Sun Sentinel Palm Beach Edition
Trump sought push-back on FBI
President asked for intelligence chiefs’ help against probe
President Donald Trump asked two of the nation’s top intelligence officials in March to help him push back against an FBI investigation into possible coordination between his campaign and the Russian government, according to current and former officials.
Trump made separate appeals to the director of national intelligence, Daniel Coats, and to Adm. Michael Rogers, the director of the National Security Agency, urging them to publicly deny the existence of any evidence of collusion during the 2016 election.
Coats and Rogers refused to comply with the requests, which they both deemed to be inappropriate, according to two current and two former officials, who spoke on the condition of anonymity to discuss private communications with the president.
Meanwhile, retired Lt. Gen. Michael Flynn, Trump’s former national security adviser, will not comply with a Senate Intelligence Committee subpoena for documents related to its probe of Russian meddling in the 2016 election, invoking the Fifth Amendment and his right against selfincrimination.

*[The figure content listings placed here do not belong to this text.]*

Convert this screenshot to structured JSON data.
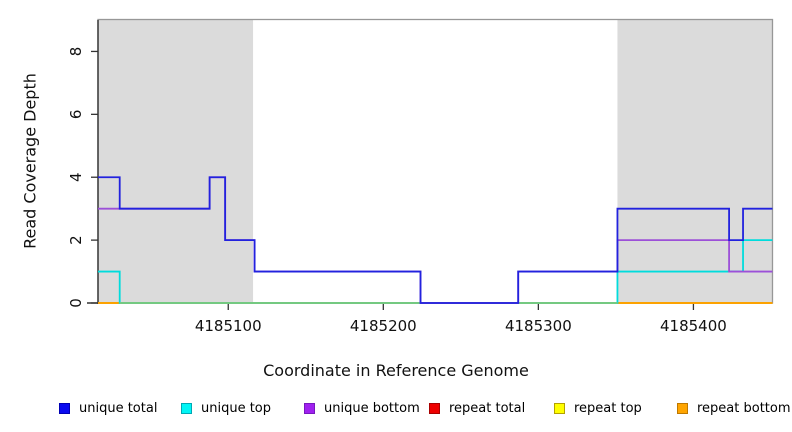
{
  "chart_data": {
    "type": "line",
    "step": true,
    "title": "",
    "xlabel": "Coordinate in Reference Genome",
    "ylabel": "Read Coverage Depth",
    "x_range": [
      4185016,
      4185451
    ],
    "y_range": [
      0,
      9
    ],
    "x_ticks": [
      {
        "value": 4185100,
        "label": "4185100"
      },
      {
        "value": 4185200,
        "label": "4185200"
      },
      {
        "value": 4185300,
        "label": "4185300"
      },
      {
        "value": 4185400,
        "label": "4185400"
      }
    ],
    "y_ticks": [
      {
        "value": 0,
        "label": "0"
      },
      {
        "value": 2,
        "label": "2"
      },
      {
        "value": 4,
        "label": "4"
      },
      {
        "value": 6,
        "label": "6"
      },
      {
        "value": 8,
        "label": "8"
      }
    ],
    "shade_color": "#DBDBDB",
    "border_color": "#979797",
    "axis_color": "#333333",
    "shaded_regions": [
      {
        "x1": 4185016,
        "x2": 4185116
      },
      {
        "x1": 4185351,
        "x2": 4185451
      }
    ],
    "series": [
      {
        "name": "repeat-total",
        "label": "repeat total",
        "color": "#DD0000",
        "x_end": 4185451,
        "points": [
          [
            4185016,
            0
          ]
        ]
      },
      {
        "name": "repeat-top",
        "label": "repeat top",
        "color": "#F0F000",
        "x_end": 4185451,
        "points": [
          [
            4185016,
            0
          ]
        ]
      },
      {
        "name": "repeat-bottom",
        "label": "repeat bottom",
        "color": "#FF9E00",
        "x_end": 4185451,
        "points": [
          [
            4185016,
            0
          ]
        ]
      },
      {
        "name": "unique-top",
        "label": "unique top",
        "color": "#00DCDC",
        "x_end": 4185451,
        "points": [
          [
            4185016,
            1
          ],
          [
            4185030,
            0
          ],
          [
            4185351,
            1
          ],
          [
            4185432,
            2
          ]
        ]
      },
      {
        "name": "zero-baseline",
        "label": "",
        "color": "#7CC87C",
        "x_end": 4185351,
        "points": [
          [
            4185030,
            0
          ]
        ]
      },
      {
        "name": "unique-bottom",
        "label": "unique bottom",
        "color": "#9C50D8",
        "x_end": 4185451,
        "points": [
          [
            4185016,
            3
          ],
          [
            4185088,
            4
          ],
          [
            4185098,
            2
          ],
          [
            4185117,
            1
          ],
          [
            4185224,
            0
          ],
          [
            4185287,
            1
          ],
          [
            4185351,
            2
          ],
          [
            4185423,
            1
          ]
        ]
      },
      {
        "name": "unique-total",
        "label": "unique total",
        "color": "#2222DE",
        "x_end": 4185451,
        "points": [
          [
            4185016,
            4
          ],
          [
            4185030,
            3
          ],
          [
            4185088,
            4
          ],
          [
            4185098,
            2
          ],
          [
            4185117,
            1
          ],
          [
            4185224,
            0
          ],
          [
            4185287,
            1
          ],
          [
            4185351,
            3
          ],
          [
            4185423,
            2
          ],
          [
            4185432,
            3
          ]
        ]
      }
    ]
  },
  "legend": {
    "items": [
      {
        "label": "unique total",
        "fill": "#0A0AF0",
        "border": "#0000B4"
      },
      {
        "label": "unique top",
        "fill": "#00F5F5",
        "border": "#00A8B4"
      },
      {
        "label": "unique bottom",
        "fill": "#A020F0",
        "border": "#7718BE"
      },
      {
        "label": "repeat total",
        "fill": "#EE0000",
        "border": "#A80000"
      },
      {
        "label": "repeat top",
        "fill": "#FFFF00",
        "border": "#B4A100"
      },
      {
        "label": "repeat bottom",
        "fill": "#FFA500",
        "border": "#BE7800"
      }
    ]
  }
}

Flynn’s decision, which his attorneys announced in a letter sent Monday to committee Chairman Richard Burr, R-N.C., and Vice Chairman Mark Warner, D-Va., comes as evidence continues to mount elsewhere in Congress that the former national security adviser appears to have misrepresented his Russia ties.
Rep. Elijah Cummings, the top Democrat on the House Oversight and Government Reform Committee, sent a letter Monday to the panel’s chairman, Rep. Jason Chaffetz, R-Utah, citing documents “in our possession ... that appear to indicate that General Flynn lied to the investigators who interviewed him in 2016 as part of his security clearance renewal” about income he made from a December 2015 speaking engagement at a gala hosted by the Russian state-owned media company RT.
Cummings cited a previously undisclosed March 14, 2016, Report of Investigation showing Flynn “told security clearance investigators that he was paid by ‘U.S. companies’ when he traveled to Moscow” for that gala and that Flynn told investigators “he has not received any benefit from a foreign country.”